Kayığımın Yanında

Hikaye

 

Bir varmış bir yokmuş

Uzun zaman önce bir adam varmış. Sinirli bir adammış. Çok çabuk sinirlenirmiş. İnsanlara, olaylara, haberlere ve bazı hayvanlara çok sinirlenirmiş. Siniri fazla uzun sürmezmiş. Çalışmayı çok severmiş. Boş durmak istemezmiş. 

Çocukluğu köyde geçmiş. Kardeşleriyle arkadaşlarıyla oynarlarmış. Babası kaptanmış. Şehre taşınmışlar. İlkokula başlamış. Okumayı yazmayı çok çabuk öğrenmiş. Defter kitap kullanmayı pek sevmezmiş. Dersi derste dinler desek olur mu, bilmem. 

Büyüdükçe para kazanması gerektiğini öğrenmiş. Parktaki ağaçlardan topladığı çitlembikleri diğer çocuklara satmaya başlamış.  Bu ilk ticareti olmuş. Ortaokulda, okulu bırakmak zorunda kalmış. Ticarete devam etmiş yani. Balıkçılık yapmaya başlamış. Kürekli bir kayıkları varmış. Kıyı ile açıkta demirleyen gemiler arasında denizcileri taşıma işine girmiş. Yabancı gemicilerle anlaşabilmek için İngilizce de öğrenmiş. Bu ona dış ticaretin de yolunu açmış. Kürek çekmek kollarını güçlendirmiş. Boks antrenmanlarına katılmış. Gençlik işte. 

İşleri hızlandırmak için kayığına motor almış. Daha çok müşteri. Durumu gören arkadaşı onunla çalışmak istemiş. Vardiyalı çalışmaya geçmişler. Arkadaşı da ticarete hevesliymiş. İşler iyi gittikçe, daha hızlı bir tekneye ihtiyaç duymuşlar. Küçük çaplı nakliyecilik de diyebiliriz. 

Askerlik mecburi hizmet tabi. Tank telsiz kurs eğitim derken elektroniğe tamir işlerine ilgisi artmış. O dönem de askerlik şimdiye göre biraz uzun olsa da eve dönüş gibisi yokmuş.

Arkadaşının yanına gitmiş. İşlerin biraz büyüdüğünü görmüş. Annesi daha güvenli işlerde çalışmasını istediği için arkadaşı ile bağlantıyı kesmiş. Almanya ya işçi olarak gitme fikri o zamanlarda gündemde olsa da, kardeşi ile daha büyük bir tekneyle odun, kum, yağ gibi yük taşıma işine girmişler. Arada balık tutmaya da devam ediyormuş. 

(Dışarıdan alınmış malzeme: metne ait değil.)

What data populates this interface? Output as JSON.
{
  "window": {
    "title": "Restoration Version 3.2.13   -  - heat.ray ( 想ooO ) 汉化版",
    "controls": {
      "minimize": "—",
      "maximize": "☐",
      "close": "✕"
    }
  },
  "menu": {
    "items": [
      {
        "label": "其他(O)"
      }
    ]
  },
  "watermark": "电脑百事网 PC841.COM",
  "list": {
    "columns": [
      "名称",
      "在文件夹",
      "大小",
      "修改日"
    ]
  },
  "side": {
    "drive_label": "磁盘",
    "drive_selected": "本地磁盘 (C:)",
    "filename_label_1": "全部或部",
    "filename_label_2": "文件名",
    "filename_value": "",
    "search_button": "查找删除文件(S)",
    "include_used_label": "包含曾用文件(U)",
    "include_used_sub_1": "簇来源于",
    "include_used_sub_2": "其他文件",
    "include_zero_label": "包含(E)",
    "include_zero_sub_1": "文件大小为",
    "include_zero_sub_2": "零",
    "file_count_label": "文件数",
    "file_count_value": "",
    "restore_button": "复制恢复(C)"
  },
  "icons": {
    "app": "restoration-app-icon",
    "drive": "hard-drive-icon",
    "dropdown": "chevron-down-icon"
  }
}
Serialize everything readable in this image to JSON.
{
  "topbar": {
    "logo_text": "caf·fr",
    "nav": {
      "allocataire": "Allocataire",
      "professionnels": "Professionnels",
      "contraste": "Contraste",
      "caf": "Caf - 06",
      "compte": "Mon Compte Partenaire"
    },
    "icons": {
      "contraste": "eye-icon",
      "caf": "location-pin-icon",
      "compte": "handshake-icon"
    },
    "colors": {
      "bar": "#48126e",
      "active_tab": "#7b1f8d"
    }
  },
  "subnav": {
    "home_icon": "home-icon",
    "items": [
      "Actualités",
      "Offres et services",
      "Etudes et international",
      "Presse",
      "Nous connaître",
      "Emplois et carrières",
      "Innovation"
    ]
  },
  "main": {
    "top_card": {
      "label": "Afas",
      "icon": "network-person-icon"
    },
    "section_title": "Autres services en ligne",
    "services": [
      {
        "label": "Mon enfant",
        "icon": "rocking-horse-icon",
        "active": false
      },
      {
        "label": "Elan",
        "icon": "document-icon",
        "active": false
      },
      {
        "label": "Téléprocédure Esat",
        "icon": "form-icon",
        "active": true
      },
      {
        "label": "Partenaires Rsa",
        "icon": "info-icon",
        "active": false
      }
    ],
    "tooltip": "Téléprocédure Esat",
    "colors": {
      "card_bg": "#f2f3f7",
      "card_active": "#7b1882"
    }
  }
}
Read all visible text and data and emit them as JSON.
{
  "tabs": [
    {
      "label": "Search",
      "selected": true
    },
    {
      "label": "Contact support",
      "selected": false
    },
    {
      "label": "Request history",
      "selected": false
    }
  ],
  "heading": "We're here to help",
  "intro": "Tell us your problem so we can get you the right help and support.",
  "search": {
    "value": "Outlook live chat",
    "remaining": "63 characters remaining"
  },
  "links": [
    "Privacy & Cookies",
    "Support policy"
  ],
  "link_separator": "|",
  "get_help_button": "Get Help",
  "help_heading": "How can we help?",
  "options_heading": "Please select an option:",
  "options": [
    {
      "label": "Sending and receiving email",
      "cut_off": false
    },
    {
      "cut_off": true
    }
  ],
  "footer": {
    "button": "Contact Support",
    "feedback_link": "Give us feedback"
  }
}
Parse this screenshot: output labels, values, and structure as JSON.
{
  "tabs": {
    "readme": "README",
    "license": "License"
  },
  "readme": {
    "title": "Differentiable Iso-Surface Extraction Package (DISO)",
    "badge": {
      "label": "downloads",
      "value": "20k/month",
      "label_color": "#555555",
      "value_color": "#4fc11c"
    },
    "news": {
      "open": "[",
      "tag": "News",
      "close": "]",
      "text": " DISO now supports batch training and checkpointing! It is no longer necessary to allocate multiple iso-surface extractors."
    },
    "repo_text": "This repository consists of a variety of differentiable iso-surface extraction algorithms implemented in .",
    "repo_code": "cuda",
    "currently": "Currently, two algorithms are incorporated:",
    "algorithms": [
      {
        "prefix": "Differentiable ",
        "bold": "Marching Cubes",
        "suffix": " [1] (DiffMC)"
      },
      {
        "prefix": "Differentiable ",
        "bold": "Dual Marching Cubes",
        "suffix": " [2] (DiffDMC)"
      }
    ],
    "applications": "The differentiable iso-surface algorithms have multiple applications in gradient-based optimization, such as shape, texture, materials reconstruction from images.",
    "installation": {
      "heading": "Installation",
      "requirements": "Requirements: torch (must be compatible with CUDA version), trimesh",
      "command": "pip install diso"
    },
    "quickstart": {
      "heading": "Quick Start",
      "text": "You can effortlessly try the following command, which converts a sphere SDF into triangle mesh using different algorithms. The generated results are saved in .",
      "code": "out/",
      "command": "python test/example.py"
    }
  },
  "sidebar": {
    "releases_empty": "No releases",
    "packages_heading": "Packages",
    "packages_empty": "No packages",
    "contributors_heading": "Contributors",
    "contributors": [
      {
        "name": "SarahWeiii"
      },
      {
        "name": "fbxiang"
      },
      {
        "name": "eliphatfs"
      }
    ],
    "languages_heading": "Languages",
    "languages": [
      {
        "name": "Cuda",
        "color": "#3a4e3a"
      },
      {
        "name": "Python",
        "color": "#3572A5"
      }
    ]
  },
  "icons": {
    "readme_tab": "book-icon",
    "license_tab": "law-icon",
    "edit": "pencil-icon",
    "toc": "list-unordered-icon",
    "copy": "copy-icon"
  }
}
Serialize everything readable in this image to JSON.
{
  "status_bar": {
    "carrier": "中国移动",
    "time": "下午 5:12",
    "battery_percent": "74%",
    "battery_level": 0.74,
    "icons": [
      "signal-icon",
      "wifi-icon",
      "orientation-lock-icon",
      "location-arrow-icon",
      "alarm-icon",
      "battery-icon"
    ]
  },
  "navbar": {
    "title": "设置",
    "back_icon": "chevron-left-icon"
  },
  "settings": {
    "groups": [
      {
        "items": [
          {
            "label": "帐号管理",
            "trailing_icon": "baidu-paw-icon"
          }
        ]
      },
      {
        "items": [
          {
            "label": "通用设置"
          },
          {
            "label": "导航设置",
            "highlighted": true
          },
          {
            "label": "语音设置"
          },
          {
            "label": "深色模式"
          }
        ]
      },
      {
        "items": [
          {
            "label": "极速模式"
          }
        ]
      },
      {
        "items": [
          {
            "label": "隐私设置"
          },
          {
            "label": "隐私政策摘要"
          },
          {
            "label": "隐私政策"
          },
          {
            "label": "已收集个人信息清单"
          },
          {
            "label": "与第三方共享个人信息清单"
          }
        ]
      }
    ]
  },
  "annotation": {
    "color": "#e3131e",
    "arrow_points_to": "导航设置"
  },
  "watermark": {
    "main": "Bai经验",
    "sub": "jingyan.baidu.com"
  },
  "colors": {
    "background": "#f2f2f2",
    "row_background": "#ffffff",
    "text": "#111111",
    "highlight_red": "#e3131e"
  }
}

Evlilik çağı ve düzenli hayat ona fabrika işçiliği yolunu göstermiş. Aile reisi olmak zor iş. Ev lazım. İnşaat işleri de hayatına girmiş. Kooperatifçilik falan derken. Çocuklar da büyüyor. Balıkçılığa devam tatil yok. Sinirler geriliyor tabi. Eşi de hastaneye yatınca yalnızlık düşüncelere daldırıyor. Gözünü açınca ben neredeyim. Sakinleştiriciler sakinleştirmiyor. Eşi iyileşince, O da eski tekneye dalınca düzeliyor her şey. Balıkla kavga eder mi insan, eder. Gece gündüz. Olta suda olsun bir eli ile yemek yerken öbür eliyle bırakmaz oltayı. Nerde bu balıklar. Fabrika, maaş, zam derken genç yaşta emeklilik geliyor. Boş durmak yok balıkçılık ve küçük çaplı inşaata devam. Ara sıra kahvehane muhabbet çay. Evde kuran öğreniyor. Namaz ve camii de hayatında daha çok yer etmeye başlıyor. Bilgi yarışmalarında bildikleri yanındakileri hayrete düşürse de katılmaya fırsatı olmuyor tabi. Akşamları televizyondan tekrar eden haberleri dinlemek yoruyor insanın sinirlerini. Uzak dursa keşke. Ara sıra olan akraba ziyaretleri neşelendiriyor aslında. Eski kayığın tamir işleri bitmese de, eğlence oluyor. 

Yaşlılıkta olan aksamalar şüpheye düşürüyor insanı hasta mıyım diye. Gerek yok aslında. Düşüne düşüne uzaklaşıyor arkadaşlarından kayığından. Evden çıkmak istemiyor ara sıra çıksa da. 

Şunu öğretmiş hayatı yanındakilerine; acaba demeye gerek olmadığı ve ikna etmenin anlamsız olduğunu.